Malcom Gladwell’s “No Mercy” shows us the dangers of letting students off easy who have been caught trying to poison their tutor by spiking their apple with “noxious chemicals”: they go on to split the atom and poison the entire planet with the consequent nuclear proliferation, giving new meaning to the word “occident.” (Actually, that’s not how Gladwell put it. That’s just how I put it.)

In “Bob on Bob,” Louis Menand loosely quotes Terence (Terentius for some) with:

“Dylan nil a me alienum puto,” as Terence put it (or would have put it, if he had lived long enough): nothing having to do with Dylan can be alien to me.”

For those of us who haven’t taken Latin, here is the original quote and a translation:

Homo sum; humani nil a me alienum puto.

I am a human being; I consider nothing human alien to me.

Menand gives us a great sum-up of everything we need to know about Dylan and his interviews (and interviewers) before we take the plunge ourselves, by reading “Bob Dylan: The Essential Interviews.” I watched the Dylan documentary on PBS, directed by Martin Scorsese, which I recommend. The documentary was wonderful for the musical footage, but the interview with the cadaverous Charlie Rose and the grizzled and piliferous Scorsese that came on afterwards was rather unsettling after gazing at Dylan’s fresh, idealistic face in the archival footage. I’d like to read the book just to purge my memory of that lasting image.

Michael Crawford’s cartoon this week, “World’s best…” surely rings true to many an apartment house dweller. And Koren’s “Proud parents…” cartoon is a good counterpoint to Leonard Lopate’s NPR special on “hothouse kids,” called “Preparation Anxiety.”

(Disclaimer: Crawford is my best friend this side of the Atlantic, so yes, I’m a little biased. On the other hand, I don’t know Koren at all. So, perhaps I’m not biased.)
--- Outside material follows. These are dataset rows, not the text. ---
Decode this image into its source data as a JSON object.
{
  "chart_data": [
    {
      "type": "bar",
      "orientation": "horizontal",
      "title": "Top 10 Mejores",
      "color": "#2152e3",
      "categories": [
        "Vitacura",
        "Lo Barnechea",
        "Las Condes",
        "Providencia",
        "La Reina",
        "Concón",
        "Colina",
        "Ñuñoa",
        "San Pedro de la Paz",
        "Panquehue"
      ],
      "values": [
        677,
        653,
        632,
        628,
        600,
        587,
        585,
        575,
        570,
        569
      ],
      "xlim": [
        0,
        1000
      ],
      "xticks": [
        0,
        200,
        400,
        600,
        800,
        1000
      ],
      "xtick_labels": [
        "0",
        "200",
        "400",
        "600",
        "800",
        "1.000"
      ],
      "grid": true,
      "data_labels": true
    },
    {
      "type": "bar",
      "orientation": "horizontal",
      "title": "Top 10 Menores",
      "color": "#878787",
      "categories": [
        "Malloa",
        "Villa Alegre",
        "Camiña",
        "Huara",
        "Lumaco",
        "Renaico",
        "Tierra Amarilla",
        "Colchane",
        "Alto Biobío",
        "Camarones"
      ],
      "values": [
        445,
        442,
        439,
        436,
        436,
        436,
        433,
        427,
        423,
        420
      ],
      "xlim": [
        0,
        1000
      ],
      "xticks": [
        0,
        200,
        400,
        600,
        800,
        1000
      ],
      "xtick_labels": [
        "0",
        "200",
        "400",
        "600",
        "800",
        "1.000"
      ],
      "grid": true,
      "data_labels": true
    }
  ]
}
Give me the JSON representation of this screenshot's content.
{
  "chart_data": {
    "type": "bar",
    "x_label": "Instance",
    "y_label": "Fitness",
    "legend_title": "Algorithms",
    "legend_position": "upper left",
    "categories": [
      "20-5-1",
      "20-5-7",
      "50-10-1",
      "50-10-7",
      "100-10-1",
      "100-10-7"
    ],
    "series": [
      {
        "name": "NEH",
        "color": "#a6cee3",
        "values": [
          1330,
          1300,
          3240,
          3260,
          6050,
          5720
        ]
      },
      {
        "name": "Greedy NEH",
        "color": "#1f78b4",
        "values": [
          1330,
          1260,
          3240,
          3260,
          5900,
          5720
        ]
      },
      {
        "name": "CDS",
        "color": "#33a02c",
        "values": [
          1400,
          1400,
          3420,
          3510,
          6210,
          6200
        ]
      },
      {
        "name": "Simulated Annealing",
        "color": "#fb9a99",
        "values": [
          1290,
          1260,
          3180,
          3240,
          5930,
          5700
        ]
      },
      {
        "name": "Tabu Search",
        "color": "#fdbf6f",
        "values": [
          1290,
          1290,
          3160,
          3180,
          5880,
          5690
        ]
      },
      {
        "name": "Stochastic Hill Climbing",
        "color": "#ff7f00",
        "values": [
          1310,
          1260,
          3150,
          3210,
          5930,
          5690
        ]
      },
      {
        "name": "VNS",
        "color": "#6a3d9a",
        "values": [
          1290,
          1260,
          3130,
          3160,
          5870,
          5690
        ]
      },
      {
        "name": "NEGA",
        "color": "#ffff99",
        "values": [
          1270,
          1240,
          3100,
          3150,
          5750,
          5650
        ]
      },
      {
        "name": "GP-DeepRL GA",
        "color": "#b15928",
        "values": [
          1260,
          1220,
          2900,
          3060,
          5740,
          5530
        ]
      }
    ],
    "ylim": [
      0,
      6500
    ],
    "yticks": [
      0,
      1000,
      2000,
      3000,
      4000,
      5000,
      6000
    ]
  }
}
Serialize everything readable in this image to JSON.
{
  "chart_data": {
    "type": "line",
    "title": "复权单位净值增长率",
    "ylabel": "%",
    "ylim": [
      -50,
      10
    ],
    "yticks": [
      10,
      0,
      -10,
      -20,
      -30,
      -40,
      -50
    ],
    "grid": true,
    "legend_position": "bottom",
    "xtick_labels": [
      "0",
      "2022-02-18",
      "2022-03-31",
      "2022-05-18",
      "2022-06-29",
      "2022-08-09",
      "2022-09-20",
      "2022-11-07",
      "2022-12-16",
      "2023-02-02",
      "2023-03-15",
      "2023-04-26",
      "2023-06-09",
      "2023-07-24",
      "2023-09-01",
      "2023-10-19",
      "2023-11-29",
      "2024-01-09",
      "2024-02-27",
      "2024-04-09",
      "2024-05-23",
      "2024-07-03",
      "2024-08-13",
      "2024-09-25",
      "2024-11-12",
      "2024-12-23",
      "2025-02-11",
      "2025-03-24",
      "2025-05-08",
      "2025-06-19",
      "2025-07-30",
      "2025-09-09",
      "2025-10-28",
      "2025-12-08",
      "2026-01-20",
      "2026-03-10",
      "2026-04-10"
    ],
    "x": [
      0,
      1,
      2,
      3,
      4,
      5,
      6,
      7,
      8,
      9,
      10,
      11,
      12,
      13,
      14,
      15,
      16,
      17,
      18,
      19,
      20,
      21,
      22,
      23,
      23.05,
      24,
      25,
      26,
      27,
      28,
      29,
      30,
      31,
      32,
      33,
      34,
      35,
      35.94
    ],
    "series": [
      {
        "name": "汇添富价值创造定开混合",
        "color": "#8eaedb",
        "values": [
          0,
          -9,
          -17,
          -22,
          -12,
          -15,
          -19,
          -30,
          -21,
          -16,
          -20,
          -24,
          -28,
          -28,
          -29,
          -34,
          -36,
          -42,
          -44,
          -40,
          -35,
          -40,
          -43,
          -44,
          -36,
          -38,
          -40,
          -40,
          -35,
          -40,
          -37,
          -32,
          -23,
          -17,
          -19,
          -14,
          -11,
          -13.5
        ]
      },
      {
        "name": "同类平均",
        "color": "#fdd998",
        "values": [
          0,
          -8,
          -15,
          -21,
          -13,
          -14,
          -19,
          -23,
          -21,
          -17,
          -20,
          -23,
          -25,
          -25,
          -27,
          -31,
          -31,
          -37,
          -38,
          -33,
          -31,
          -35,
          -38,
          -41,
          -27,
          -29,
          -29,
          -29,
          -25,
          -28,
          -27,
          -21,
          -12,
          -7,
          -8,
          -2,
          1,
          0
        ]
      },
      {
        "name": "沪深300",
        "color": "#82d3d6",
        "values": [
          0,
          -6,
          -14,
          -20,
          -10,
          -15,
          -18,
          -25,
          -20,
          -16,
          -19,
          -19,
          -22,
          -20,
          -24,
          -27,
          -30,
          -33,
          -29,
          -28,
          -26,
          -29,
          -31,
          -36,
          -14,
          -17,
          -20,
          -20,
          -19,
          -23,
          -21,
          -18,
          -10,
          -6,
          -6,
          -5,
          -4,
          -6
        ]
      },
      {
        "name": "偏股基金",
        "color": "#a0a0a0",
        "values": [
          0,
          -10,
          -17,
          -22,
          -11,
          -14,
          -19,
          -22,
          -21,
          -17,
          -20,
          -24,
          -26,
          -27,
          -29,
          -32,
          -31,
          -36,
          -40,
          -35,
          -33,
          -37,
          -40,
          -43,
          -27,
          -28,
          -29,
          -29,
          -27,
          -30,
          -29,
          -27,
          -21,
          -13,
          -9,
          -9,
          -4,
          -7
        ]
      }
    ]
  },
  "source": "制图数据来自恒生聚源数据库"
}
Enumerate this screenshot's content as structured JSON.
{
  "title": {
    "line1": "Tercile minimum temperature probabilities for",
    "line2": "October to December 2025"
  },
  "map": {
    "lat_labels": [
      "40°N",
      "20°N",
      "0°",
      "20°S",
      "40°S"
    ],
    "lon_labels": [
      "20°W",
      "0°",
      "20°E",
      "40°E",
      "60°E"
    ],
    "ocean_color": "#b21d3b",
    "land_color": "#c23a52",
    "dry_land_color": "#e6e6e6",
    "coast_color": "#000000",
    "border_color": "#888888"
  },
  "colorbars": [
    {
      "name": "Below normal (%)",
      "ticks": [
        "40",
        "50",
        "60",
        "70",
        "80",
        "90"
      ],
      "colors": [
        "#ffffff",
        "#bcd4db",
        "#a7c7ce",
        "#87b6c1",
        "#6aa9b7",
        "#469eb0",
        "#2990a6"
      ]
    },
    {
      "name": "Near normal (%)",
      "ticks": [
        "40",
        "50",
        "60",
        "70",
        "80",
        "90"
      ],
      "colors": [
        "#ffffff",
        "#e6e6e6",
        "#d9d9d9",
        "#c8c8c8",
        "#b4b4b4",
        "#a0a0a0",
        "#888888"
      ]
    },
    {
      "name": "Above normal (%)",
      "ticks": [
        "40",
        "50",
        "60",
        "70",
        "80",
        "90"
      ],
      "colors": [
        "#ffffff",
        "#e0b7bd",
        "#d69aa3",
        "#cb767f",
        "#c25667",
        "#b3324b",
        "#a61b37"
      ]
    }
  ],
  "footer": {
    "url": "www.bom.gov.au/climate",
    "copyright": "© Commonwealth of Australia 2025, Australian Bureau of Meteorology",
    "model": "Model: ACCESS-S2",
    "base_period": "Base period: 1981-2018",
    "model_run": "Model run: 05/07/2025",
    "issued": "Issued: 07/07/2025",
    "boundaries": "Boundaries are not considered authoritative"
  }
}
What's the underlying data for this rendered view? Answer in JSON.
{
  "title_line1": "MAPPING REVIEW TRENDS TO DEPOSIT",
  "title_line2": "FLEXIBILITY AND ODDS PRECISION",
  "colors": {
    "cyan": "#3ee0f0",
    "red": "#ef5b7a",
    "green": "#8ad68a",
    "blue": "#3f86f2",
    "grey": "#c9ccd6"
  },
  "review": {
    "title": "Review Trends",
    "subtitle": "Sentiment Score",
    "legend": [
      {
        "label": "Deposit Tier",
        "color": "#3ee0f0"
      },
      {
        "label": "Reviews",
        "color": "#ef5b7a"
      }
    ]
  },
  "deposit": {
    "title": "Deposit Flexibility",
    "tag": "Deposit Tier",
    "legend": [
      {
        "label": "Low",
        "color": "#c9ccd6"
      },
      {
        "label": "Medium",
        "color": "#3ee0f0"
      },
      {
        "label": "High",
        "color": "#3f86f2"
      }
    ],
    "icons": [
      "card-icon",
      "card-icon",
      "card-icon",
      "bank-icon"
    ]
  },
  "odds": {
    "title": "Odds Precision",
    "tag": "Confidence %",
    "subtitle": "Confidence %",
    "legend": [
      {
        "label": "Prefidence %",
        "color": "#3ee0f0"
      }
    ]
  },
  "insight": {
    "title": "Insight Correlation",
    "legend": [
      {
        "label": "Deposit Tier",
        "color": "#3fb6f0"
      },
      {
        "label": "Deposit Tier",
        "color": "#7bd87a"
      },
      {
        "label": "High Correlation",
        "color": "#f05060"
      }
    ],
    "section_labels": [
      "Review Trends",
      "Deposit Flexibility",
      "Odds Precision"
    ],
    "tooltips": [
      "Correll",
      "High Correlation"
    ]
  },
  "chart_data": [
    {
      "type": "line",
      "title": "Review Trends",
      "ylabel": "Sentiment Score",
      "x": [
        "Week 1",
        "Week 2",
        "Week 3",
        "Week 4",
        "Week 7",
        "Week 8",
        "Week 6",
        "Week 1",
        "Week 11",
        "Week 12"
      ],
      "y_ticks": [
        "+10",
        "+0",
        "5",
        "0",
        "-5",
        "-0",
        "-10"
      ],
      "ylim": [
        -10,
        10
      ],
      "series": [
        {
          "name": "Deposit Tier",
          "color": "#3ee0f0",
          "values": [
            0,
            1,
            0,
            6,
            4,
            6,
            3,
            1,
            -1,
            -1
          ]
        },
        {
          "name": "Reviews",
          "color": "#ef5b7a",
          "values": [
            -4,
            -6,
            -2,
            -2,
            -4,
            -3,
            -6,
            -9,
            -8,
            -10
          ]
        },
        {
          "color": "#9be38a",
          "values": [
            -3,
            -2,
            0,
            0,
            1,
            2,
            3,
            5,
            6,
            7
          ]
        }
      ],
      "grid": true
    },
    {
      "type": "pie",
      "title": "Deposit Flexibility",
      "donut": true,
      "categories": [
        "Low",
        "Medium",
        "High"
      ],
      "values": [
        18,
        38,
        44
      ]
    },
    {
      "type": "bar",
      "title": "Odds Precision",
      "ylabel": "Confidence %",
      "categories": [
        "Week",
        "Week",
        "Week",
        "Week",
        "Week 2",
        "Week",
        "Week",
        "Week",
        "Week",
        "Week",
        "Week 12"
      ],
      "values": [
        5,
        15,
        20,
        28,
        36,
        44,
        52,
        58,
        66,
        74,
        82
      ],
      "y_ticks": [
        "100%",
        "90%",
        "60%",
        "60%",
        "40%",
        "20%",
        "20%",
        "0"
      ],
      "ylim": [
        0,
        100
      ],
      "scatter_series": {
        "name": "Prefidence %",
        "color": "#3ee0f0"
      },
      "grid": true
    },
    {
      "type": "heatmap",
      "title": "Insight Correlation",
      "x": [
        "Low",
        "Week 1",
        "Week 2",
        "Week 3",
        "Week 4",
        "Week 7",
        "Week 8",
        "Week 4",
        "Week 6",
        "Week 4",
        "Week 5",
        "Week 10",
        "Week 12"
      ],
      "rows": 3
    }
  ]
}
Burkhard Bilger’s “The Lunchroom Rebellion” (not online) reminds me that I was rather thin as a child because I was a “hot lunch kid.” The food was disgusting. I ate only what I needed to eat in order to no longer be hungry. And that’s a very healthy regimen for a creature that sits on its ass in a classroom for much of the day, then goes home to watch TV for a few hours before doing homework. I guess I’m just old fashioned!

Antonya Nelson’s “Kansas” is a sort of inside-out Wizard of Oz without the Wizard, and without the shlocky ending. Don’t get me wrong, I love The Wizard of Oz. But that doesn’t mean there’s anything wrong with “Kansas.”

*Per ardua ad astra.
Translation by Carolita Johnson: “Work your ass off, and you’ll be a star someday.”